India’s open-source scene is massive—devtools, datasets, civic tech, SDKs—yet most people still discover them by luck. FOSSRadar.in fixes that by offering a clean, Git-native directory of Indian open-source projects. No forms, no logins. You add a TOML file, open a PR, and your project is discoverable to contributors across the country.
Why now? Because India is the world’s fastest-growing developer hub on GitHub, with ~21.9M users today and a projection of 57.5M by 2030—and over 5.2M new developers joined in the last year alone. That’s a lot of builders searching for open source projects in India and beginner-friendly issues to start with. The Economic Times+1
Why India needs a clean index of open source
Discovery is fragmented. A trending tweet here, a college link there. If you don’t already know the maintainer, you may never find the repo. FOSSRadar aims to be the Indian open-source directory you can actually use—searchable tags, clear metadata, and a friendly path to “good first issue” tickets for students and newcomers.
How to list your Indian open-source project (TOML + PR)
The flow is just Git:
- Fork
github.com/wbfoss/fossradar - Add
/data/projects/<your-project-slug>.toml - Open a PR with a crisp description
- Optional: add the
fossradartopic on GitHub so others find you (case-insensitive:fossradar) - visit the site : fossradar.in
Minimal TOML example:
name = "Awesome Project"
slug = "awesome-project"
repo = "https://github.com/you/awesome-project"
description = "A lightweight tool for X that helps Y."
tags = ["python", "cli", "devtools"]
location = "Kolkata, India"
maintainers = ["Your Name <you@example.com>"]
homepage = "https://example.com"
license = "Apache-2.0"
This Git-native approach keeps entries portable and auditable, and it matches how Indian maintainers already work on GitHub.
“FOSSRADAR Verified” badge: trust without gatekeeping
New contributors compare unknown repos quickly. A simple FOSSRADAR Verified badge helps them trust what they’re clicking. The check is lightweight: OSI licence at the root, a readable README with a quickstart, and a genuine India link. Add it via Shields when you qualify:

We also look for the repo topic (case-insensitive), and we ignore look-alikes.
For students & beginners: good-first-issue paths in India
If you’re searching how to contribute to open source in India, start small and ship something useful this week:
- Fix docs, broken links, or examples
- Reproduce a bug and write clear steps
- Add tests for an edge case
- Improve a quickstart or CI lint
Look for labels like good first issue and help wanted. With India adding millions of new developers each year, these on-ramps matter more than ever. The State of the Octoverse
FOSS communities, meetups & hackathons in India
If you prefer learning by doing, India has a full calendar—Open Source India in Bengaluru, city meetups by FOSSUnited, Weekend meetup by WBFOSS, college hack days, and national initiatives. These are great places to discover made-in-India open source and meet maintainers. Open Source India+1
Also watch GitHub’s Made in India collection for inspiration and to see how popular Indian repos structure their docs and onboarding.
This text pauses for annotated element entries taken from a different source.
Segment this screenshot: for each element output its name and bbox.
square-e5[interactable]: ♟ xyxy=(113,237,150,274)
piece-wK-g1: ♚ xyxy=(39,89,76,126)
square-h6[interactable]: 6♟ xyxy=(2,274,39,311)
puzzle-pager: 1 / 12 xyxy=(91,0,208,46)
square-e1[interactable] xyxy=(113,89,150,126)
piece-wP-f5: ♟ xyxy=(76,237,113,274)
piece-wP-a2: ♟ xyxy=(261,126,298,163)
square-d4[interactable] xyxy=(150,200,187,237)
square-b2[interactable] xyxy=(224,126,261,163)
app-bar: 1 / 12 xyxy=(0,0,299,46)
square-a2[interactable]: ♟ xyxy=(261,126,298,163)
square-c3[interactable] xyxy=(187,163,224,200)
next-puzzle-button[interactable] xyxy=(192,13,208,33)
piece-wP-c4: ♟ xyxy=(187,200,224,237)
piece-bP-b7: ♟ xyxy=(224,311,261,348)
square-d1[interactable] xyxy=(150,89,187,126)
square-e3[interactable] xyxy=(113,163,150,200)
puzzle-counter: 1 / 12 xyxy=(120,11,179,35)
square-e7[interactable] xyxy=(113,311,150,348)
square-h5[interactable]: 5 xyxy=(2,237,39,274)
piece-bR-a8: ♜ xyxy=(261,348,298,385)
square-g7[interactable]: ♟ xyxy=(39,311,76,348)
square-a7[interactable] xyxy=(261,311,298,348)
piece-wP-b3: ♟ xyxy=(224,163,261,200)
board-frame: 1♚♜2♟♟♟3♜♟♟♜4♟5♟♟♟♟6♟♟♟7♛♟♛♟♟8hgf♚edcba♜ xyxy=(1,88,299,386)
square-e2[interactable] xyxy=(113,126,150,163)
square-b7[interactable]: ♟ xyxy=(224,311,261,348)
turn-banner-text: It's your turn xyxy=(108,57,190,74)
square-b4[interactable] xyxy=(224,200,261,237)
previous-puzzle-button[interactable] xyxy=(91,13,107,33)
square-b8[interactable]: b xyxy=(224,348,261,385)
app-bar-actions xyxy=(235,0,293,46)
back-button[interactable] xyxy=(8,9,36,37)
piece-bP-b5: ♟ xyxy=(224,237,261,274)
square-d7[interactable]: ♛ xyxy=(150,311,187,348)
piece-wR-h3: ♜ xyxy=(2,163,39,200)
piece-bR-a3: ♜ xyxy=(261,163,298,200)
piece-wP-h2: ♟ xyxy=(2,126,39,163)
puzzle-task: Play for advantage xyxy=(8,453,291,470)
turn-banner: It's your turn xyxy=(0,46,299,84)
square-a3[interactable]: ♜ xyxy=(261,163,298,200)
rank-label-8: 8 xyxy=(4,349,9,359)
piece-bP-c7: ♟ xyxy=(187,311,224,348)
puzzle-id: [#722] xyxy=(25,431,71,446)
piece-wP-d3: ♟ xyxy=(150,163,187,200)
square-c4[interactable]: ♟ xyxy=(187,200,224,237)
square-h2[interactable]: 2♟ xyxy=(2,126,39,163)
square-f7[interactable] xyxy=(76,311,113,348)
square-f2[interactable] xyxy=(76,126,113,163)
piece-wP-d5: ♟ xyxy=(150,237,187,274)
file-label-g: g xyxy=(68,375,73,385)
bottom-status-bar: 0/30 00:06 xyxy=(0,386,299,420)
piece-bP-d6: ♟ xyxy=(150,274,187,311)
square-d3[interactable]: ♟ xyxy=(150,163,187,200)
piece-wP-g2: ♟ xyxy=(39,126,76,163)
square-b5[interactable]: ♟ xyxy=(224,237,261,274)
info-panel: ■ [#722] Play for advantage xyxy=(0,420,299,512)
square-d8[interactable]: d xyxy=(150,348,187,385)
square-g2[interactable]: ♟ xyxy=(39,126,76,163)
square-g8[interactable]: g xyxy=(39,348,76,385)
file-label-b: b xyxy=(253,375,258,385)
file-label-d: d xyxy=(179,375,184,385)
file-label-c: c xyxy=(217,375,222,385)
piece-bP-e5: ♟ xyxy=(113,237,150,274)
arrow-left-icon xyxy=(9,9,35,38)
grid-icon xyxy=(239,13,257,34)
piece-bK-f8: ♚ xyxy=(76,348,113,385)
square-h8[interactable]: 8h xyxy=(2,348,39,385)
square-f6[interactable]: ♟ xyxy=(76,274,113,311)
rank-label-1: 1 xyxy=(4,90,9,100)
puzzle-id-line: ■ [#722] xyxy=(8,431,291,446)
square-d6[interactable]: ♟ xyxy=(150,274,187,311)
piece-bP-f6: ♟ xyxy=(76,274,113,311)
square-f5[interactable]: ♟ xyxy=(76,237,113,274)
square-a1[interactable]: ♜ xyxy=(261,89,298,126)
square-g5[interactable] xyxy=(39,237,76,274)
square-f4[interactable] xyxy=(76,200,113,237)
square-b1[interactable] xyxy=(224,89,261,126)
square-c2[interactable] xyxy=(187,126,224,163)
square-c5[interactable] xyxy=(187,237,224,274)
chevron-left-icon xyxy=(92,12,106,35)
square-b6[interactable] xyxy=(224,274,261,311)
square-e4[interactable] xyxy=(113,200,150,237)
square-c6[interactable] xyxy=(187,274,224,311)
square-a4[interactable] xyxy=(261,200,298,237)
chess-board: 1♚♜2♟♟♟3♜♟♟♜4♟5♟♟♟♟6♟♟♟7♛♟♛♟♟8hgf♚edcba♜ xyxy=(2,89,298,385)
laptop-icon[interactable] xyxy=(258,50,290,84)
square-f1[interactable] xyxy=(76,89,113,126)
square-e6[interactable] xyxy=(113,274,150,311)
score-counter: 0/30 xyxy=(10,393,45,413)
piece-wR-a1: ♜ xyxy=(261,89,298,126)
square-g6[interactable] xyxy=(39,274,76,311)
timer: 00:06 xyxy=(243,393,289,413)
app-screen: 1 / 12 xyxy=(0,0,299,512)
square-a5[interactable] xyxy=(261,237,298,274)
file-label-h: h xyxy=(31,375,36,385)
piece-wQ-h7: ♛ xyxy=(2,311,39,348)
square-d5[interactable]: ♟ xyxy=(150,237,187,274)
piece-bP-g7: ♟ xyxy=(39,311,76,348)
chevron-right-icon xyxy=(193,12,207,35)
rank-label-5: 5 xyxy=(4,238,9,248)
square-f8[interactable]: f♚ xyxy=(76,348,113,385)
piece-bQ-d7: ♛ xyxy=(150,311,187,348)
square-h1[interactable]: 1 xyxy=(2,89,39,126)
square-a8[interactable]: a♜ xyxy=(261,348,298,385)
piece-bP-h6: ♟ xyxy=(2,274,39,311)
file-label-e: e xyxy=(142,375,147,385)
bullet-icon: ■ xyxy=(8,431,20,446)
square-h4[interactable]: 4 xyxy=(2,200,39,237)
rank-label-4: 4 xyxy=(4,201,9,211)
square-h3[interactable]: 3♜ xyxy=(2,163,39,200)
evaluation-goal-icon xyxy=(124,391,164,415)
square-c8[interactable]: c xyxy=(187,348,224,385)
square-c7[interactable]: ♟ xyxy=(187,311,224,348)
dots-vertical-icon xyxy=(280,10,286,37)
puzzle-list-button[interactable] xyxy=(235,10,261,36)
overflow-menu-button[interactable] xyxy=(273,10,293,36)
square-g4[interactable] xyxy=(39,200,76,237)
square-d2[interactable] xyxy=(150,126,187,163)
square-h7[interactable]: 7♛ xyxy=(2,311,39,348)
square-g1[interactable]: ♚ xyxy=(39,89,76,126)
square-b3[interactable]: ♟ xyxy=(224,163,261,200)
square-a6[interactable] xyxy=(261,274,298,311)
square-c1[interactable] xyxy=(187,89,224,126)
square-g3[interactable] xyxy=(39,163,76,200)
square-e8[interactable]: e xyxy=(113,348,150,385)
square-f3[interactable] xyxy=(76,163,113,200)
GitHub
Why maintainers should list on FOSSRadar.in
- Discovery that converts: rank for searches like “best Indian GitHub projects”, “Indian open-source directory”, and city-specific queries.
- Contributor UX: clean metadata + starter issues → more first PRs that merge.
- Community pull: once you’re visible, meetups, review-athons, and mentorship follow.
If your README answers what it is and how to run it in one screen, you’ll win both contributors and users.
Roadmap: city/state filters, categories & spotlights
We’ll keep the architecture simple (index-as-code), but add what’s genuinely helpful:
- City/State filters (find open source projects Kolkata, Bengaluru, Delhi, Pune…)
- Category pages: devtools, AI/ML, data, web, mobile, civic tech, security
- Contributor highlights and first-PR shout-outs
- Monthly spotlights across WBFOSS channels
- Hack days & review-athons around listed repos
Have an idea? Open an issue. Want it live sooner? Send a PR.
If you maintain a repo with an India link, list it on FOSSRadar.in. If you’re a beginner searching beginner friendly open source India, pick a tagged issue and make your first useful PR. If you run a team, open-source a tool that others can reuse—and add it to the directory.
- Repo:
https://github.com/wbfoss/fossradar - Flow: Add TOML → PR → Get discovered
India’s open-source doesn’t need more noise. It needs a clear map and a friendly welcome. FOSSRadar is both.
FAQ
Is FOSSRadar only for big stars?
No. Early-stage repos, college projects, and civic tech are welcome.
Can students contribute without advanced skills?
Yes. Start with docs, tests, and “good first issue” tickets. Learn the workflow; the rest follows.
Do you accept projects from Indian teams serving global users?
Yes—if the maintainer base or mission has an Indian link, list it.
Is there a fee to list?
No. It’s community-run.
Does verification block listing?
No. It’s a trust signal, not a gate.